"Great Uncle Ford!"

Ford checked his watch. He'd made it an entire four and a half minutes of being up in the main house this time before one of the children had called for his attention; they were getting slow.. Not to mention it was rare for Mabel to beat her brother to the punch. Sometimes Ford suspected Dipper of lying in wait in the gift shop, so he could ambush Ford as soon as he came up from the basement.

Really, Ford could save himself a lot of time if, instead of coming upstairs whenever he needed to eat, he were willing to dip into the supply of food that Stan had stocked in the basement in preparation for Armageddon – proof that Stan had paid at least some attention to all the warnings that Ford had left, he supposed. But having access to a real kitchen, with a refrigerator and a stove and an oven and all the other accessories seemed like too much of a luxury to him to pass it up. Besides, it was nice having people who were so excited to see him and to get to spend time with him. That wasn't something that Ford had gotten a whole lot of in his life.
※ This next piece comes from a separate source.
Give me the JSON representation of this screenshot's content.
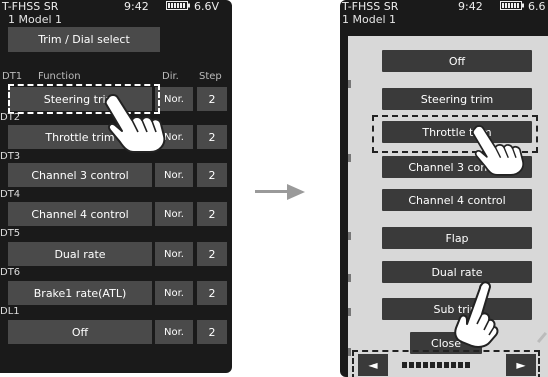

"Hello Mabel," Ford said. He smiled at her as brought his plate of food and his soda over to the table and sat down. Ford was genuinely fond of his niece – she was bright, enthusiastic, and charming – even if he didn't understand her as well as he did Dipper. And he really wished she would stop making him finger puppets. "What can I do for you?"

"To the contrary, this is about what I can do for you," Mabel said, taking the seat next to him. Mabel had a certain flair and razzle dazzle about her, a natural sort of showmanship, almost, that always put Ford in mind of Stanley, especially the Mr. Mystery persona he'd developed to go with the hokey freak show thing he turned Ford's house into. Ford tried not to hold that against her. "Wha-bam!" she cried, slamming a book down on the table.

"Summer Memories?" he read off the cover.

"It's my scrapbook," Mabel explained "I know that Dipper wrote all about the stuff we've done this summer in your journal, but I thought you might want to see pictures of it too." Mabel opened the scrapbook and began flipping through, pointing out photos as she went. "Like here's when me and Dipper first got to Gravity Falls, and here's the fishing trip we went on with Grunkle Stan and Soos, and look here, this is the time me and Dipper solved the mystery of who killed Wax Stan and stopped the wax man uprising."

Ford recalled reading Dipper's account of the incident in his journal, but when Dipper had mentioned a wax figure of Stan that Mabel had made, Ford had pictured an amateurish effort. Not as a slight to Mabel, merely because she was still a child. Looking at the photo of the sculpture now, he couldn't help but be impressed. "You made that? All by yourself?"

"Yep! It was all full of my blood, sweat, tears, and other fluids," Mabel said.

"Well, you did a fantastic job on it," Ford said, trying not to think too hard about the rest of her comment. "It looks just like Stanley. Although, it is covered with more glitter than I'm used to seeing on him."

"That's my interpretation of his inner emotions," Mabel told him. "Plus it also makes him really sparkly.

"It was really sad when he got killed, though," Mabel continued, her mood turning somber as she gently traced the edges of one of the photos with her finger. "We even had a memorial service for him. Grunkle Stan bought a coffin, the cheapest one they had, I think, but he actually paid for it with real money. Then he ran out in the middle of giving the eulogy because he was crying too hard to keep going. We all thought he was just Grunkle Stan, being Grunkle Stan, but that was before we knew he had a long-lost twin brother." A long moment of silence stretched out between them, as Mabel looked morosely down at her scrapbook. Ford grew more and more uncomfortable as each second passed, uncertain of what he was supposed to say, what she wanted him to say.

Then, out of nowhere, Mabel snapped back to her usual cheerful self, so quick it practically gave him whiplash. "Whelp, I'm off to hang out with Candy and Grenda now," she said, flashing him a bright grin full of teeth and metalwork. "You can borrow the scrapbook for as long as you want, Grunkle Ford, just give it back when you're done. Okay, see you later, bye!" Mabel darted off, leaving Ford alone in the kitchen with the scrapbook still open. Almost accusatorially so, except Ford didn't think his niece was capable of that kind of malice.

He looked down at the open page in front of him, his hand reaching out unconsciously to touch the same picture that Mabel had been touching earlier. It featured Stanley grinning broadly, with one arm around his wax duplicate and the other hand pointing excitedly at his companion. They had at least a dozen pictures in their family photo albums, wherever those were, with Stan in the exact same pose, except it was Ford's shoulders that his arm had been slung around, while Ford regarded the camera with expressions with varying mixtures of exasperation and fondness. There was at least one, taken after Stan had won some trophy or other for boxing, where their positions were reversed, though rather than exasperated, Stan had been laughing his head off in that one, surprised and delighted by Ford's actions.

Ford slammed the scrapbook shut. He left it on the table as he took his food with him back down to the basement. He had work to do.